Islamic State (Isis) militants are taking in more than $3m (£1.8m) a day through oil smuggling, extortion, theft and human trafficking, say intelligence officials and experts.

Aid workers, researchers and intelligence agents say that as the group has taken over sections of Iraq and Syria it now controls as many as 11 oil fields in both countries. It is using generations-old smuggling networks to bring in the trade from oil and other goods. It is also making money from extorting cash from people in the areas they have seized, kidnapping for ransom and from human trafficking.

"There's a lot of money to be made," said Denise Natali speaking about the oil trade. Natali is an American aid official who worked in Kurdistan and is now a senior research fellow at National Defense University. “The Kurds say they have made an attempt to close it down, but you pay off a border guard you pay off somebody else and you get stuff through” she told the Associated Press.

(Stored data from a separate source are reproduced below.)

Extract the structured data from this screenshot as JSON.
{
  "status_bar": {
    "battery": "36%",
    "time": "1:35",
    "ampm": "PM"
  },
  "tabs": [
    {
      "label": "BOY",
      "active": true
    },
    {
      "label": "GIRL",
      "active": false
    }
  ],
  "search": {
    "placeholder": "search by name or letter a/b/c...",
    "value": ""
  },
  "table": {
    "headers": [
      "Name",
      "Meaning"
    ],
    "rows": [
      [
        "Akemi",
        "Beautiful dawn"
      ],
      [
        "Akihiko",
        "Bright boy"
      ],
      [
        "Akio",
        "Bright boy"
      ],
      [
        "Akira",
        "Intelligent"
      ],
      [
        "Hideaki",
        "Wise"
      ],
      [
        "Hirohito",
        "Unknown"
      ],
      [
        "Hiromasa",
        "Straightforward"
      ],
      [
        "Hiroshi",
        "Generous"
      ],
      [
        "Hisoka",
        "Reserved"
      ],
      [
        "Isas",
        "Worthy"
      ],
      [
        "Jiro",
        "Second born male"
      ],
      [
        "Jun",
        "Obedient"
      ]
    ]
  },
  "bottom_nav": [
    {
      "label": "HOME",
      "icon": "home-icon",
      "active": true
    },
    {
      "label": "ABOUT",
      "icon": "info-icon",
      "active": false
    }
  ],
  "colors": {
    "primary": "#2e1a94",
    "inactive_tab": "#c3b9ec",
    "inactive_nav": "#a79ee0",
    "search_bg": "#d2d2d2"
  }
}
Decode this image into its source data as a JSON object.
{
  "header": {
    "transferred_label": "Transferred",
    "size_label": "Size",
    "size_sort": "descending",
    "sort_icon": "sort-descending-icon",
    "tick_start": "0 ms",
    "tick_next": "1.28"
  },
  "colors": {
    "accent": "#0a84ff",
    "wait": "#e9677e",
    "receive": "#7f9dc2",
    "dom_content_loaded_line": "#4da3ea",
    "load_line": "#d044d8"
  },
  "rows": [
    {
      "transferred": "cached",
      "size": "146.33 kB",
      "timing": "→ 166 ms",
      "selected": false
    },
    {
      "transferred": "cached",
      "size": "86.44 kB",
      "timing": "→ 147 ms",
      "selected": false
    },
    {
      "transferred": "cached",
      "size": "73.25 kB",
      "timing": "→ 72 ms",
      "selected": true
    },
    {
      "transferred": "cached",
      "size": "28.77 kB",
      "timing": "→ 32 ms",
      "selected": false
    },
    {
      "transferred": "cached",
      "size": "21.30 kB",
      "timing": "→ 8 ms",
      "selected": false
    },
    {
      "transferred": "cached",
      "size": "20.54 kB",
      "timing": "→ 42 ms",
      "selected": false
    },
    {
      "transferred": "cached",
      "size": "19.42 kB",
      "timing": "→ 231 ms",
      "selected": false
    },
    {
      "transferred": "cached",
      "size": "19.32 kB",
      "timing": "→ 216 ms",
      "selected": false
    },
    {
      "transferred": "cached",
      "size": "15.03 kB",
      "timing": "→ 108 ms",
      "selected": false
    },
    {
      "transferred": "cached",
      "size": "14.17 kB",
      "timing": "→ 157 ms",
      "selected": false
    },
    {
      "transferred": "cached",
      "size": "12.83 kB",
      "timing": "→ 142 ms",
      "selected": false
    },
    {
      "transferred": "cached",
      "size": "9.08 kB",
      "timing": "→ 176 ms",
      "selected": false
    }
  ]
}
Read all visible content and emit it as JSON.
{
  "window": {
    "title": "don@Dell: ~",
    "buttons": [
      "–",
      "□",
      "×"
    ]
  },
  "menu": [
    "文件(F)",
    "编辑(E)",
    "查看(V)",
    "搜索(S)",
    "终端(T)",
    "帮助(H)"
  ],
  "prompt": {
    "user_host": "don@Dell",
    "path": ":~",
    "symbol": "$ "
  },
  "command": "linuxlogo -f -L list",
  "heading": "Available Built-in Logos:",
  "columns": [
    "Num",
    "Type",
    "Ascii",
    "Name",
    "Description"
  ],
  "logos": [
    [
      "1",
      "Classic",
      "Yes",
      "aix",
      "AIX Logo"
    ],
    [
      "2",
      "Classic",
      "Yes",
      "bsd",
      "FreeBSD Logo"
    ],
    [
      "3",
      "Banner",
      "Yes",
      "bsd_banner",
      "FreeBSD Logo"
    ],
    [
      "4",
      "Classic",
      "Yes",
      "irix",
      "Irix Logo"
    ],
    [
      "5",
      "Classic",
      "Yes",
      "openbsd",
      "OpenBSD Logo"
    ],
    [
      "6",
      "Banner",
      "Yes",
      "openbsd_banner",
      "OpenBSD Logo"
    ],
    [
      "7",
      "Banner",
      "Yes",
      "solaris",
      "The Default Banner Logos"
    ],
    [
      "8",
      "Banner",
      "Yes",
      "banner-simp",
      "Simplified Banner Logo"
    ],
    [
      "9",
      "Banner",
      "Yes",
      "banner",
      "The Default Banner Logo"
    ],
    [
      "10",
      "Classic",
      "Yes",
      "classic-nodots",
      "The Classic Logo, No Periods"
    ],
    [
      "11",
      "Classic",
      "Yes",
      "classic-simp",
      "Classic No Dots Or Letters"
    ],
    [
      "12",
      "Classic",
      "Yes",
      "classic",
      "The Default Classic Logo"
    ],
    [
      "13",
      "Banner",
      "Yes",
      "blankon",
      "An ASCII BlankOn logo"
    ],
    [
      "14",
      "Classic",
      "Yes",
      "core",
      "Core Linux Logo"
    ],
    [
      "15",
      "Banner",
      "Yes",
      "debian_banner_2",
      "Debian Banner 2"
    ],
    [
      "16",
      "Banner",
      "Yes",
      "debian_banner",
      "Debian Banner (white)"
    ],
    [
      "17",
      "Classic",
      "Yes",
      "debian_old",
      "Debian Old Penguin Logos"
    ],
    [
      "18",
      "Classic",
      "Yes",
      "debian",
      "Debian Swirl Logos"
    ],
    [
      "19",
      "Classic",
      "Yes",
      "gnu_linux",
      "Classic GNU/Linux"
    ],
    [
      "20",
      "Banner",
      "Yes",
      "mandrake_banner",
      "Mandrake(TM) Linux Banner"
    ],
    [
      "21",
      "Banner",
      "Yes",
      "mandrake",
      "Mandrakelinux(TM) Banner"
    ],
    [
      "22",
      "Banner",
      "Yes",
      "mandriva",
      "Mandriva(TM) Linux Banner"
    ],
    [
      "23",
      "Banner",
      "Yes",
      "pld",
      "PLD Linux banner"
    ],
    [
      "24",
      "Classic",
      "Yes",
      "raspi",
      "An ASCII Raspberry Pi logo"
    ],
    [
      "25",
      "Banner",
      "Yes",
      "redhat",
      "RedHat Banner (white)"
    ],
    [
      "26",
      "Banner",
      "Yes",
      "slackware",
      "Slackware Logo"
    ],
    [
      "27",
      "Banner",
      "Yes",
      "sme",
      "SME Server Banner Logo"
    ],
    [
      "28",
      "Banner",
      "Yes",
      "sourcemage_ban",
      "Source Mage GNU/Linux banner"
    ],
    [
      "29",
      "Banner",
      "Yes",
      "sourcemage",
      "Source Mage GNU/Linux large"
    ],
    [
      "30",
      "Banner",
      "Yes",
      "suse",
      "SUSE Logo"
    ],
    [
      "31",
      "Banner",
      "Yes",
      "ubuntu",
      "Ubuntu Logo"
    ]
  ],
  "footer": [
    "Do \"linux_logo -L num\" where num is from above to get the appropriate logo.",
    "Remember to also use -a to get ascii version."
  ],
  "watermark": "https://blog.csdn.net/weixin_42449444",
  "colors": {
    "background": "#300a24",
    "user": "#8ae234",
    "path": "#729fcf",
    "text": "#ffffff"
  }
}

The price of Islamic State smuggled oil is discounted —$25 to $60 for a barrel of oil that normally sells for more than $100.But its total profits from oil are exceeding $3 million a day said Luay al-Khatteeb, a visiting fellow at the Brookings Institution's Doha Center in Qatar.

Another expert, an American intelligence official speaking on condition of anonymity said the militant group’s resources exceed that "of any other terrorist group in history,"

The Obama administration is pressing the governments in Kurdish controlled northern Iraq, Turkey and Jordan to do more to crack down on the activity.

As well as selling oil the group has earned hundreds of millions of dollars from smuggling antiquities out of Iraq to be sold in Turkey, al-Khatteeb said, and they are making more from human trafficking by selling women and children as sex slaves.

Before taking over the town Mosul in northern Iraq in late June the group was “taxing” local economic activity and threatening people who would not pay them. Once it had taken control of Mosul, the group stole millions in cash from banks.

Another source of income comes from kidnapping and ransom. Earlier this year four French and two Spanish journalists held hostage by Islamic State extremists were freed after their governments paid multimillion-dollar ransoms through intermediaries.

Fighters from Islamic State group sit on their tank in Raqqa, Syria (AP)

The Islamic State group were originally funded by wealthy donors in the Gulf states but this stream of funding has diminished since the group's violent tactics have drawn worldwide attention.

American officials say that that the group’s reliance on oil as their main source income could be disrupted by airstrikes, but no decision has made to target Iraqi or Syrian oil infrastructure, which is manned by civilian workers who might have been conscripted.